HotelQuickly was founded in December 2012 by Tomas Laboutka (CEO), Christian Mischler (COO & CMO), Michal Juhas (CTO), Mario Peng (CFO), and Raphael Cohen (CSO).

The following March, HotelQuickly launched service in six Asian markets, eventually growing to sixteen markets.

HotelQuickly secured US$1.15 million in angel funding in August 2013, and US$4.5 million in Series A-1 funding in Spring 2014, bringing the total funds raised to US$5.65 million.

In mid-2017, the founders of HotelQuickly sold the majority control to a Hong-Kong Company, Jérôme Clé took over as company Acting CEO. Following the acquisition, the company was largely restructured, resulting in dwindling employee satisfaction and an exodus of talent. However the company went from a 20M$ revenue to a 110M$ revenue despite some frictions with the previous team.

== Company shutdown ==
In December 2018, HotelQuickly shut down abruptly due to a disagreement with its main provider and ongoing losses due to a technical mismatch from the provider which did result in large financial losses for the company.

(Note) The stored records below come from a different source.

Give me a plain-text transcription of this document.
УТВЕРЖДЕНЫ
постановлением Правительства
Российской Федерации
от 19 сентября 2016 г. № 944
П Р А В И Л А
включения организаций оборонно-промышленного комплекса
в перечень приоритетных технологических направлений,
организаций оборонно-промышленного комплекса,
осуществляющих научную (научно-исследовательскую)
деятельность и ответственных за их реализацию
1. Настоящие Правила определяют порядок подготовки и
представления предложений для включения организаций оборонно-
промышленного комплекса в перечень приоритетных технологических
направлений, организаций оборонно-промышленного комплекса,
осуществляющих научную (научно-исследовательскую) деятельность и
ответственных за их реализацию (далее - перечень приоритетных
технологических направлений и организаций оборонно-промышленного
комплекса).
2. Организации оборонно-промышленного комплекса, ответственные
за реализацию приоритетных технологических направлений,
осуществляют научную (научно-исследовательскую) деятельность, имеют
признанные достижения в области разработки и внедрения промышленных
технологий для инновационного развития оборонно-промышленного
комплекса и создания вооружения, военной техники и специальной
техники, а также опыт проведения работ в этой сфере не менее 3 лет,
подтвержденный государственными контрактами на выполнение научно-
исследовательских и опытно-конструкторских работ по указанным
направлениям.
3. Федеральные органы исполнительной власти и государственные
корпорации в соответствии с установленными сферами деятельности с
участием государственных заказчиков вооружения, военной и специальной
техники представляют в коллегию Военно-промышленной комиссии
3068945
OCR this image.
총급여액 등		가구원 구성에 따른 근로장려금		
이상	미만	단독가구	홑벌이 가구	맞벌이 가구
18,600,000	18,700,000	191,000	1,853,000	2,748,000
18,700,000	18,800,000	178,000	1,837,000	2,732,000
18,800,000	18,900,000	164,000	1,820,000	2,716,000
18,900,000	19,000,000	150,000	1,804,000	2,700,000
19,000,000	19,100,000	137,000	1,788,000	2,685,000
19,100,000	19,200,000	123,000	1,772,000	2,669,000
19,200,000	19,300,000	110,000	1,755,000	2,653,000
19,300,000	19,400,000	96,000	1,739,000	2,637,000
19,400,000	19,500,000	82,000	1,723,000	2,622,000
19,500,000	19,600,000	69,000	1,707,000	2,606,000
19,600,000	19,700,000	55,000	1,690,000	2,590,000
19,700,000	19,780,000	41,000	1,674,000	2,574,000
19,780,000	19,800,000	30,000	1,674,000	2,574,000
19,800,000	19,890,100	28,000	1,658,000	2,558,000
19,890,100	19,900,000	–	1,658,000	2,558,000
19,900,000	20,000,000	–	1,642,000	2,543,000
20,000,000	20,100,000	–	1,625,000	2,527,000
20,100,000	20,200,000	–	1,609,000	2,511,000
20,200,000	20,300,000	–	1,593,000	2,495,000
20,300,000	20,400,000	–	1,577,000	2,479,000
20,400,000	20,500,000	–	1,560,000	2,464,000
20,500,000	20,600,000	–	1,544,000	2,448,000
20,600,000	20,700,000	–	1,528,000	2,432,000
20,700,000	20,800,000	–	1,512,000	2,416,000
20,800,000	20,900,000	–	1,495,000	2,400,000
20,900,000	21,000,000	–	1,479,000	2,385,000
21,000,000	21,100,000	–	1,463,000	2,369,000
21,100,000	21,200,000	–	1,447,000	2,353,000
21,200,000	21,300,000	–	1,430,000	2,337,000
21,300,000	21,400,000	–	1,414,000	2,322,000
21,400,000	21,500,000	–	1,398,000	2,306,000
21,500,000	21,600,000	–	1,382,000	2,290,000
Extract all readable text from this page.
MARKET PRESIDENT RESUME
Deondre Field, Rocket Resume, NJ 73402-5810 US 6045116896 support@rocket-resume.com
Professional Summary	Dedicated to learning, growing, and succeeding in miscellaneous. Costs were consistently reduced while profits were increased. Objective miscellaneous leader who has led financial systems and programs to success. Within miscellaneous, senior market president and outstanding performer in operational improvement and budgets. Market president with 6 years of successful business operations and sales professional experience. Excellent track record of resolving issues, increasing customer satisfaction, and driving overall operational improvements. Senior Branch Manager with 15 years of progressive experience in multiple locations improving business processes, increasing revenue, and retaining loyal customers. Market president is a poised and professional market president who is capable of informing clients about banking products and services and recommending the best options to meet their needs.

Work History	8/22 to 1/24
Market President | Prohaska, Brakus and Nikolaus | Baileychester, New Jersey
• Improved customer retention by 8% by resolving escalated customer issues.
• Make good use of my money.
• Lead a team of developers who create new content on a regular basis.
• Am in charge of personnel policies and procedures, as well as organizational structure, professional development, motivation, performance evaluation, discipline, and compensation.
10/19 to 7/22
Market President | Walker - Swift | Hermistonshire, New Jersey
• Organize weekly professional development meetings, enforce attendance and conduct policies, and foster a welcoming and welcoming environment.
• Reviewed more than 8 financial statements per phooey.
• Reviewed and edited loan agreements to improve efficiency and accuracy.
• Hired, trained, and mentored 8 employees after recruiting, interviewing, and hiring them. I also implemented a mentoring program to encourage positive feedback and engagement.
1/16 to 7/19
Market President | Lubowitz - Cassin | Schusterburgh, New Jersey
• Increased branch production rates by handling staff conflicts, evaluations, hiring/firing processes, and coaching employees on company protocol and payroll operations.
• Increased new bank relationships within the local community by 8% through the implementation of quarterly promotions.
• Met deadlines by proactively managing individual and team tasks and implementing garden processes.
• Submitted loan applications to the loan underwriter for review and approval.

The company tried to negotiate reimbursement of these losses with its main provider but was not able to get to an amicable agreement therefore the company had to stop its operations and unfortunately canceling prepaid reservations and leaving travelers stranded without accommodation. The company recommended to its travellers to apply for a chargeback from their own credit card providers as it is the practice in the travel world In April 2019, a credit card processor filed a RICO lawsuit against HotelQuickly Ltd and its directors in US Federal Court. Case was dismissed with prejudice few month later.